A perfect being should be content merely to exist, in need and in want of nothing. What could possible disturb the perfect god's equilibrium to cause it to want to create the universe?

The act of creation would mean that god had a desire, a need for something, something that it didn't have. A perfect being would have everything it needed, everything that it might possible want.

Therefore, at the very least, god's not perfect, because in desiring something, it lacked in something, and lacking is an imperfection.

To most people, the idea that god isn't perfect isn't very appealing.

Though just because it's not what you want it be, it doesn't follow that perfection would have to be a quality of a being that may have created the universe.
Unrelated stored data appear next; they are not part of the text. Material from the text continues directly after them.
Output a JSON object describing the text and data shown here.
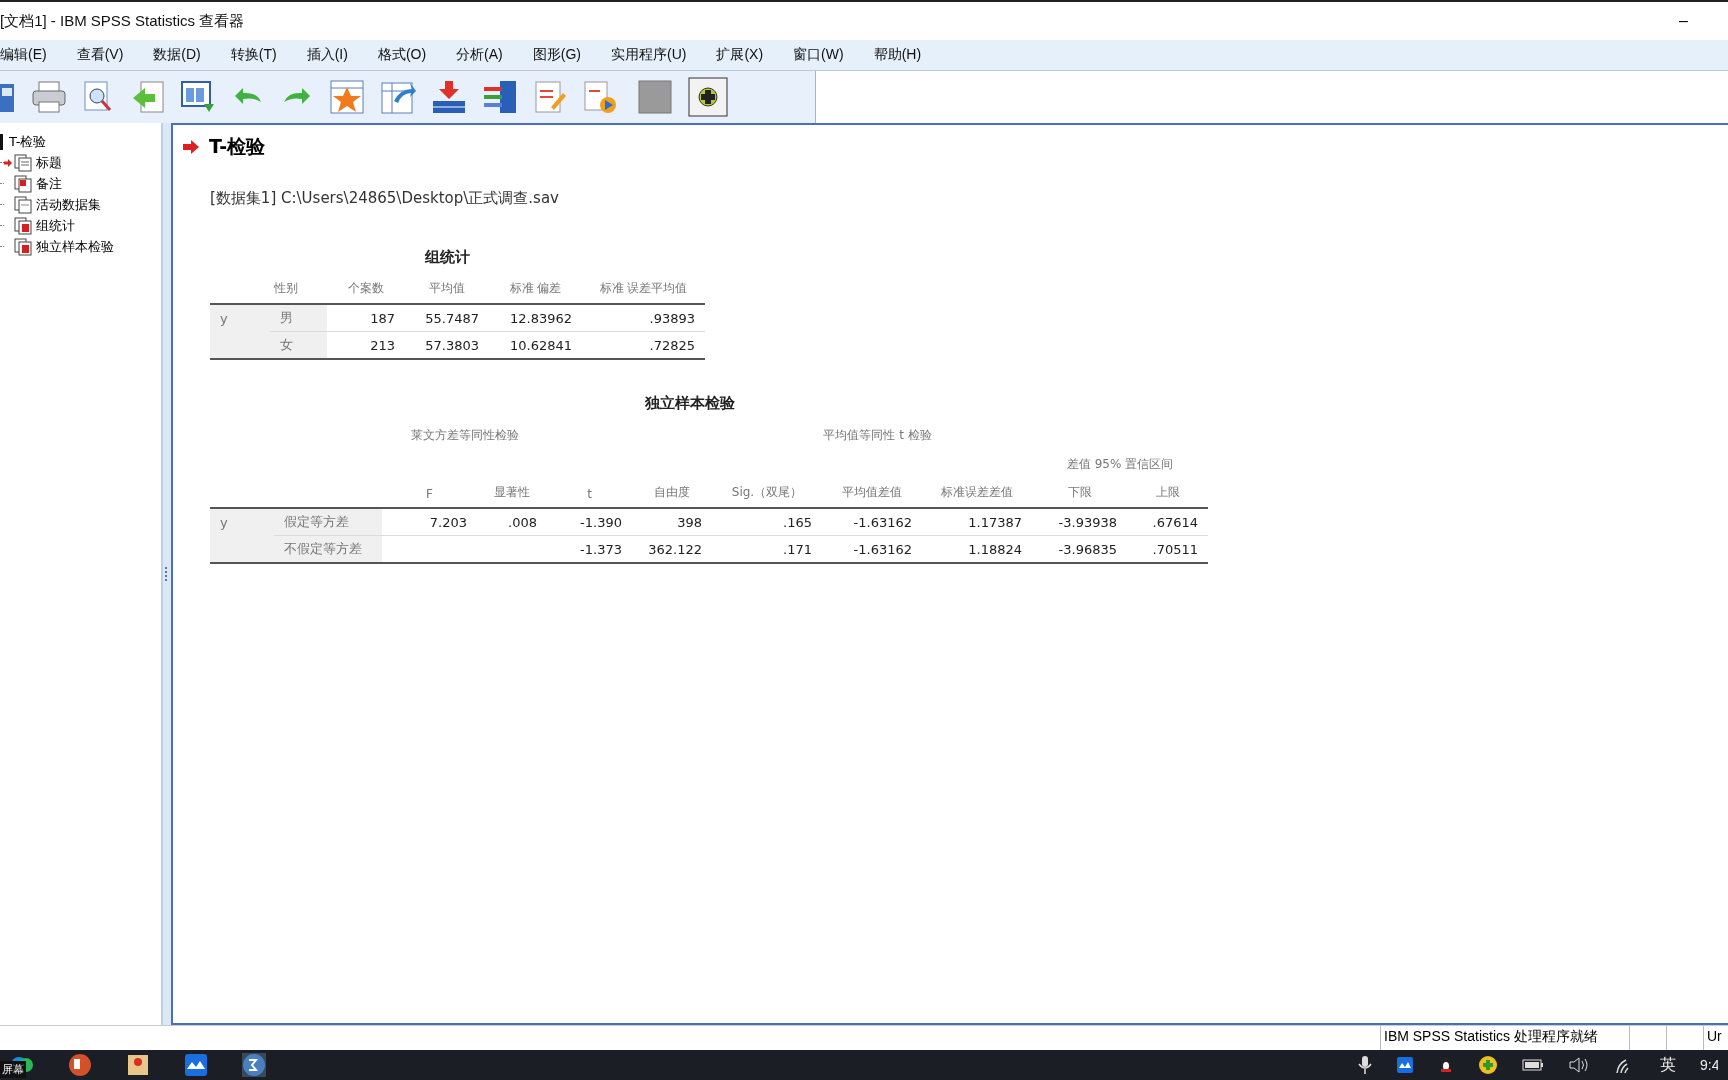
{
  "window": {
    "title": "[文档1] - IBM SPSS Statistics 查看器",
    "minimize": "–"
  },
  "menu": [
    "编辑(E)",
    "查看(V)",
    "数据(D)",
    "转换(T)",
    "插入(I)",
    "格式(O)",
    "分析(A)",
    "图形(G)",
    "实用程序(U)",
    "扩展(X)",
    "窗口(W)",
    "帮助(H)"
  ],
  "tree": [
    {
      "label": "T-检验",
      "expanded": true,
      "children": [
        {
          "label": "标题",
          "selected": true,
          "kind": "title"
        },
        {
          "label": "备注",
          "selected": false,
          "kind": "notes"
        },
        {
          "label": "活动数据集",
          "selected": false,
          "kind": "text"
        },
        {
          "label": "组统计",
          "selected": false,
          "kind": "table"
        },
        {
          "label": "独立样本检验",
          "selected": false,
          "kind": "table"
        }
      ]
    }
  ],
  "output": {
    "heading": "T-检验",
    "dataset": "[数据集1] C:\\Users\\24865\\Desktop\\正式调查.sav",
    "group_stats": {
      "title": "组统计",
      "columns": [
        "",
        "性别",
        "个案数",
        "平均值",
        "标准 偏差",
        "标准 误差平均值"
      ],
      "rows": [
        [
          "y",
          "男",
          "187",
          "55.7487",
          "12.83962",
          ".93893"
        ],
        [
          "",
          "女",
          "213",
          "57.3803",
          "10.62841",
          ".72825"
        ]
      ]
    },
    "indep_test": {
      "title": "独立样本检验",
      "group_levene": "莱文方差等同性检验",
      "group_t": "平均值等同性 t 检验",
      "group_ci": "差值 95% 置信区间",
      "columns": [
        "",
        "",
        "F",
        "显著性",
        "t",
        "自由度",
        "Sig.（双尾）",
        "平均值差值",
        "标准误差差值",
        "下限",
        "上限"
      ],
      "rows": [
        [
          "y",
          "假定等方差",
          "7.203",
          ".008",
          "-1.390",
          "398",
          ".165",
          "-1.63162",
          "1.17387",
          "-3.93938",
          ".67614"
        ],
        [
          "",
          "不假定等方差",
          "",
          "",
          "-1.373",
          "362.122",
          ".171",
          "-1.63162",
          "1.18824",
          "-3.96835",
          ".70511"
        ]
      ]
    }
  },
  "status_bar": {
    "message": "IBM SPSS Statistics 处理程序就绪",
    "cell_3": "Ur"
  },
  "taskbar": {
    "tooltip": "屏幕",
    "input_method": "英",
    "clock": "9:4"
  }
}
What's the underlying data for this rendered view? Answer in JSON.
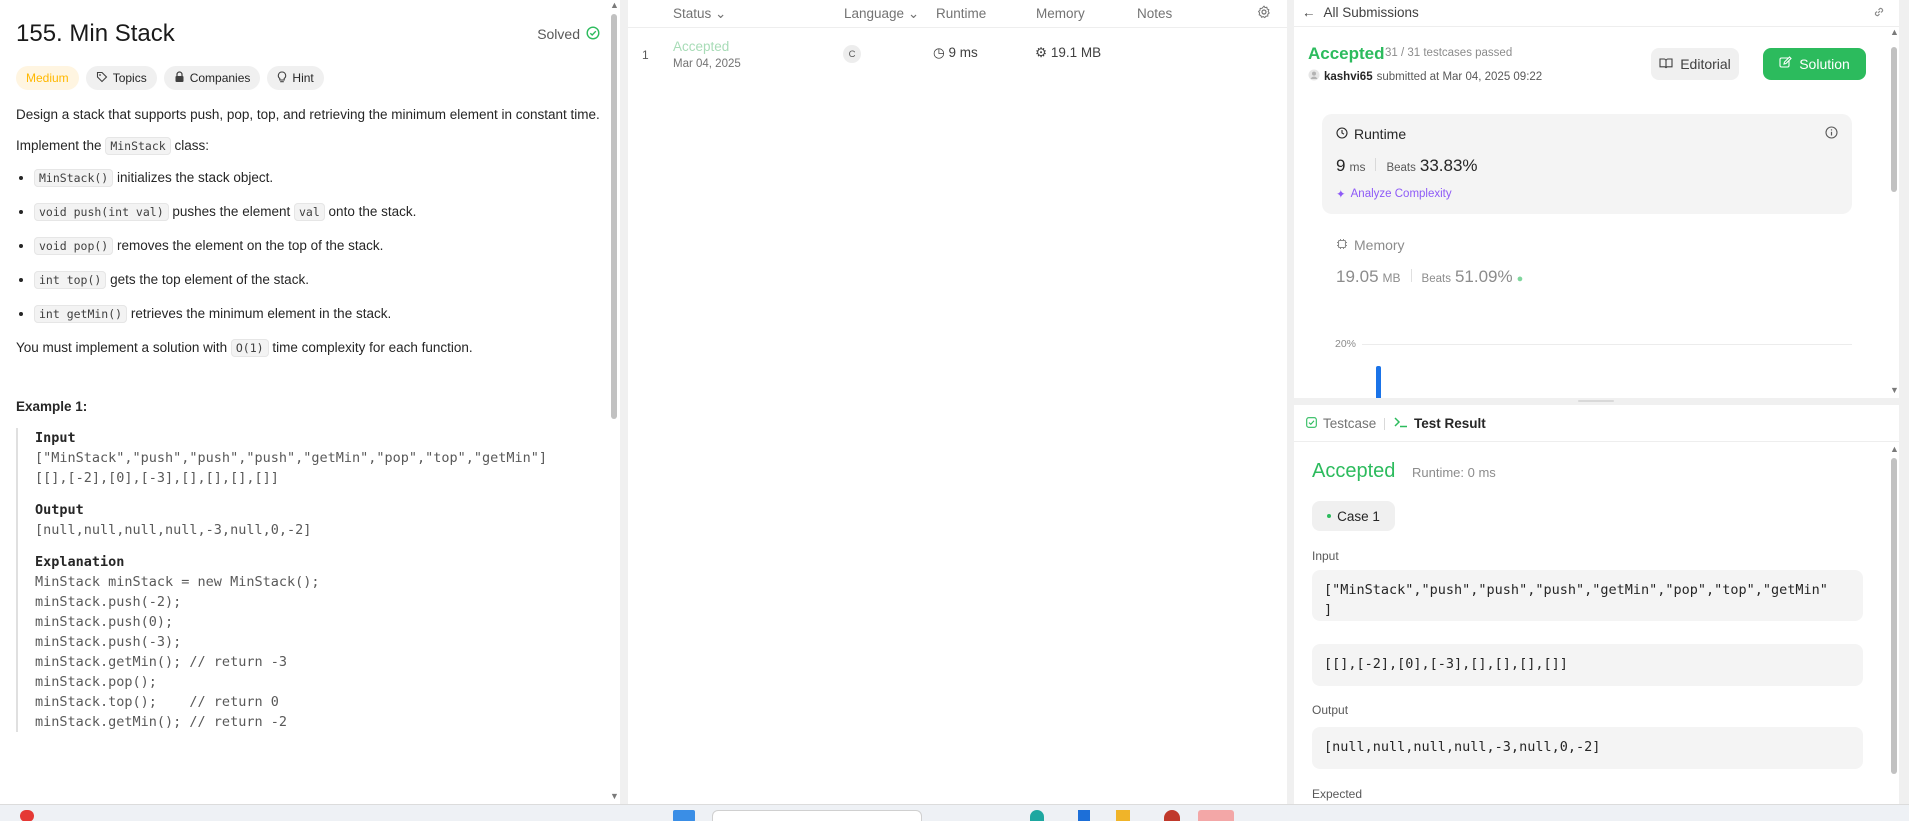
{
  "problem": {
    "title": "155. Min Stack",
    "solved_label": "Solved",
    "tags": {
      "difficulty": "Medium",
      "topics": "Topics",
      "companies": "Companies",
      "hint": "Hint"
    },
    "description_1": "Design a stack that supports push, pop, top, and retrieving the minimum element in constant time.",
    "implement_prefix": "Implement the",
    "implement_code": "MinStack",
    "implement_suffix": "class:",
    "methods": [
      {
        "code": "MinStack()",
        "text": "initializes the stack object."
      },
      {
        "code": "void push(int val)",
        "text_a": "pushes the element",
        "code2": "val",
        "text_b": "onto the stack."
      },
      {
        "code": "void pop()",
        "text": "removes the element on the top of the stack."
      },
      {
        "code": "int top()",
        "text": "gets the top element of the stack."
      },
      {
        "code": "int getMin()",
        "text": "retrieves the minimum element in the stack."
      }
    ],
    "complexity_prefix": "You must implement a solution with",
    "complexity_code": "O(1)",
    "complexity_suffix": "time complexity for each function.",
    "example_title": "Example 1:",
    "example": {
      "input_label": "Input",
      "input_line1": "[\"MinStack\",\"push\",\"push\",\"push\",\"getMin\",\"pop\",\"top\",\"getMin\"]",
      "input_line2": "[[],[-2],[0],[-3],[],[],[],[]]",
      "output_label": "Output",
      "output_line": "[null,null,null,null,-3,null,0,-2]",
      "explanation_label": "Explanation",
      "explanation_lines": [
        "MinStack minStack = new MinStack();",
        "minStack.push(-2);",
        "minStack.push(0);",
        "minStack.push(-3);",
        "minStack.getMin(); // return -3",
        "minStack.pop();",
        "minStack.top();    // return 0",
        "minStack.getMin(); // return -2"
      ]
    }
  },
  "submissions": {
    "columns": {
      "status": "Status",
      "language": "Language",
      "runtime": "Runtime",
      "memory": "Memory",
      "notes": "Notes"
    },
    "rows": [
      {
        "index": "1",
        "status": "Accepted",
        "date": "Mar 04, 2025",
        "language": "C",
        "runtime": "9 ms",
        "memory": "19.1 MB"
      }
    ]
  },
  "detail": {
    "back_label": "All Submissions",
    "status": "Accepted",
    "testcases": "31 / 31 testcases passed",
    "user": "kashvi65",
    "submitted_text": "submitted at Mar 04, 2025 09:22",
    "editorial_label": "Editorial",
    "solution_label": "Solution",
    "runtime_title": "Runtime",
    "runtime_value": "9",
    "runtime_unit": "ms",
    "beats_label": "Beats",
    "runtime_beats": "33.83%",
    "analyze_label": "Analyze Complexity",
    "memory_title": "Memory",
    "memory_value": "19.05",
    "memory_unit": "MB",
    "memory_beats": "51.09%",
    "axis_label": "20%"
  },
  "test_result": {
    "tab_testcase": "Testcase",
    "tab_result": "Test Result",
    "status": "Accepted",
    "runtime": "Runtime: 0 ms",
    "case_label": "Case 1",
    "input_label": "Input",
    "input_line1": "[\"MinStack\",\"push\",\"push\",\"push\",\"getMin\",\"pop\",\"top\",\"getMin\"",
    "input_line1b": "]",
    "input_line2": "[[],[-2],[0],[-3],[],[],[],[]]",
    "output_label": "Output",
    "output_line": "[null,null,null,null,-3,null,0,-2]",
    "expected_label": "Expected"
  },
  "colors": {
    "accent_green": "#2cbb5d",
    "medium": "#ffb800",
    "analyze_purple": "#8e5af7",
    "bar_blue": "#1a73e8"
  }
}
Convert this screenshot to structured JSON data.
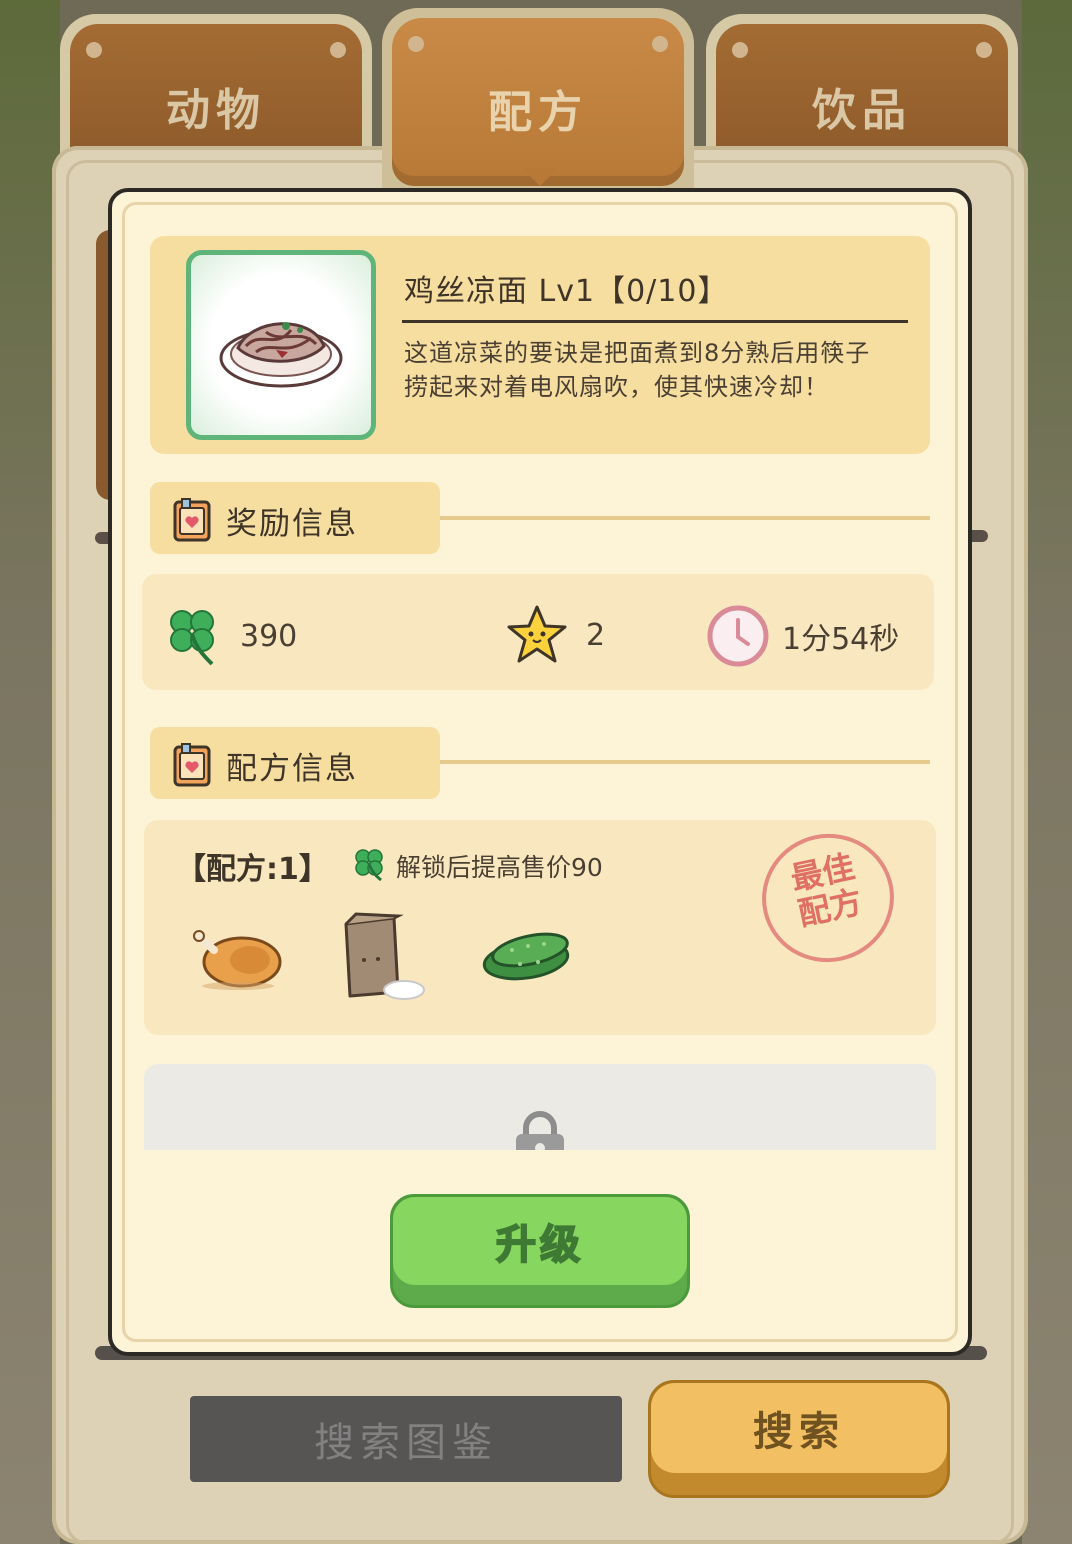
{
  "tabs": [
    {
      "label": "动物",
      "active": false
    },
    {
      "label": "配方",
      "active": true
    },
    {
      "label": "饮品",
      "active": false
    }
  ],
  "dish": {
    "image_icon": "noodle-plate-icon",
    "title": "鸡丝凉面 Lv1【0/10】",
    "description": "这道凉菜的要诀是把面煮到8分熟后用筷子捞起来对着电风扇吹，使其快速冷却！"
  },
  "reward_section": {
    "heading": "奖励信息",
    "clover": "390",
    "stars": "2",
    "time": "1分54秒"
  },
  "recipe_section": {
    "heading": "配方信息",
    "recipe_label": "【配方:1】",
    "unlock_note": "解锁后提高售价90",
    "stamp_line1": "最佳",
    "stamp_line2": "配方",
    "ingredients": [
      "roast-chicken-icon",
      "flour-bag-icon",
      "cucumber-icon"
    ]
  },
  "buttons": {
    "upgrade": "升级",
    "search_catalog": "搜索图鉴",
    "search": "搜索"
  },
  "colors": {
    "accent_green": "#86d660",
    "tab_brown": "#8d5a2a",
    "panel_bg": "#fdf3d6",
    "search_orange": "#f2c062"
  }
}
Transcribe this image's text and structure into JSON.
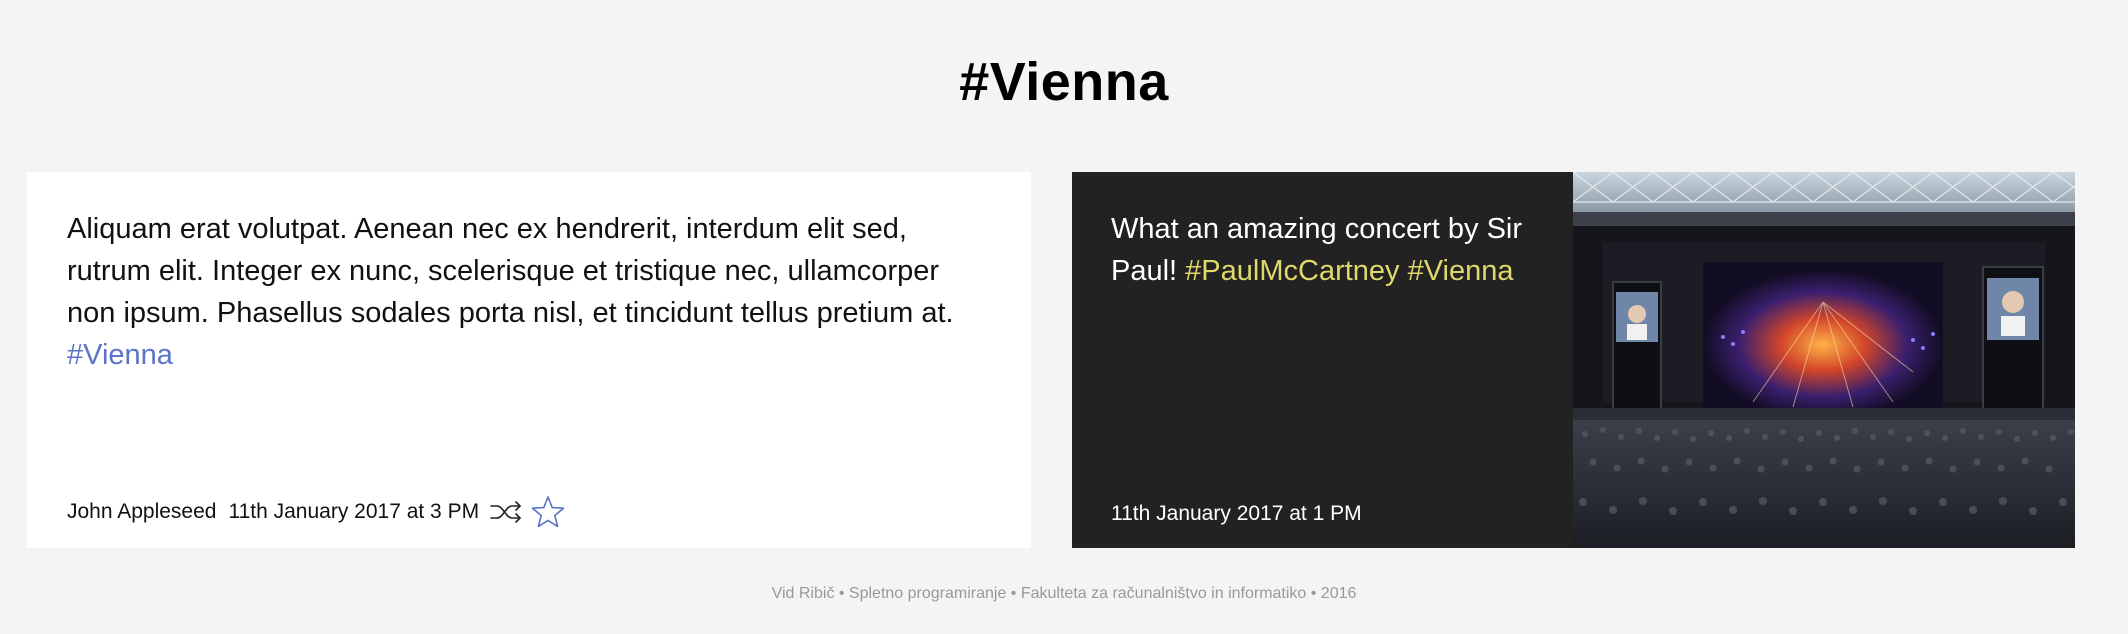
{
  "page": {
    "title": "#Vienna"
  },
  "posts": [
    {
      "text": "Aliquam erat volutpat. Aenean nec ex hendrerit, interdum elit sed, rutrum elit. Integer ex nunc, scelerisque et tristique nec, ullamcorper non ipsum. Phasellus sodales porta nisl, et tincidunt tellus pretium at.",
      "hashtags": [
        "#Vienna"
      ],
      "author": "John Appleseed",
      "time": "11th January 2017 at 3 PM",
      "actions": [
        {
          "icon": "shuffle-icon",
          "label": "retweet"
        },
        {
          "icon": "star-icon",
          "label": "favorite"
        }
      ],
      "accent_color": "#5b73c9"
    },
    {
      "text": "What an amazing concert by Sir Paul!",
      "hashtags": [
        "#PaulMcCartney",
        "#Vienna"
      ],
      "time": "11th January 2017 at 1 PM",
      "image": "concert-photo",
      "accent_color": "#dfd86a"
    }
  ],
  "footer": {
    "text": "Vid Ribič • Spletno programiranje • Fakulteta za računalništvo in informatiko • 2016"
  }
}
Many times, I have heard people relate something similar, or sometimes identical, to an argument named Pascal's wager, after the French mathematician.

I used to hold it in high esteem, but since then its irredeemable flaws have become apparent to me.

In its basic form is that if there is a god, and said god exists, then you get rewarded with eternal, infinite bliss in paradise or heaven.

If, on the other hand, you don't have faith, and there's one, then you get rewarded with eternal hellfire.

On the other hand, if there is no god, no matter what you believe, you get nothing, because death only provides you with oblivion, faithful and infidels alike.

So given the choices of getting nothing, losing in effect everything, and gaining all the pleasure in the world, the rational mind would go all in on the chance that god exists.

Most of the wager's flaws arise from holding many unfounded assumptions, the most egregious being that belief is rewarded and disbelief is punished.

Why should you assume that?

What justification is there other than that's the most common thing for people to believe?

A god that rewards skepticism and punishes believers with a vengeance is at least as imaginable as the traditional conception.

Likewise, it's perfectly easy to imagine a god that rewards everyone, or punishes all, or doles out sentences at random whether somebody's a believer or not.

That any of these are possible destroys the integrity of the wager, in my opinion, irreparably.

It also assumes that belief is something that can freely be chosen.

That's something that's very hard for me to accept.

No matter how hard I try, it would be impossible, for example, for me to believe that George W. has been a great president, or even a capable president.

I really do understand the appeal that religion holds for people, it provides a concrete foundation and ready made, clear cut answers to almost all questions (Why X? It's god's will).

It is a means of escape, a way to get through the day, because it holds the promise, the allure of better things to come, if only you follow some rules and engage in some rituals.

I wish that I could throw myself into religion.

If that were possible, it would make my life very much easier, but I can't bring myself to it.

To be able to believe in something, I'd have to think that whatever the religion said was the way things actually were.

From my experience of the way the world works, it's impossible for me to believe that Jesus arose from the dead, or there was a worldwide deluge, or any of the countless other myths that form the basis of most religions.

The beliefs and rituals of religions don't jive with the way I think the world works.

A god capable of creating something as majestic as the universe, ought not care about who sticks what body part in which hole.

I don't think that such a mighty being would be so insecure as to require our unquestioning devotion.

Such a god wouldn't give a damn about what day of the week you paid reverence to him on, or by what name you called it.

Such a god wouldn't care if you ate pork, shellfish, beef, or any other food.

Such a god wouldn't care how you shaved your beard, or the length of your hair.

Such a god would have nothing to do with arbitrary laws for agents it created and controls.

A god as mighty and as awesome as the one believed in by so many people, would not be so insecure and vain that it needed the respect and fear of such a tiny, insignificant group as the human race.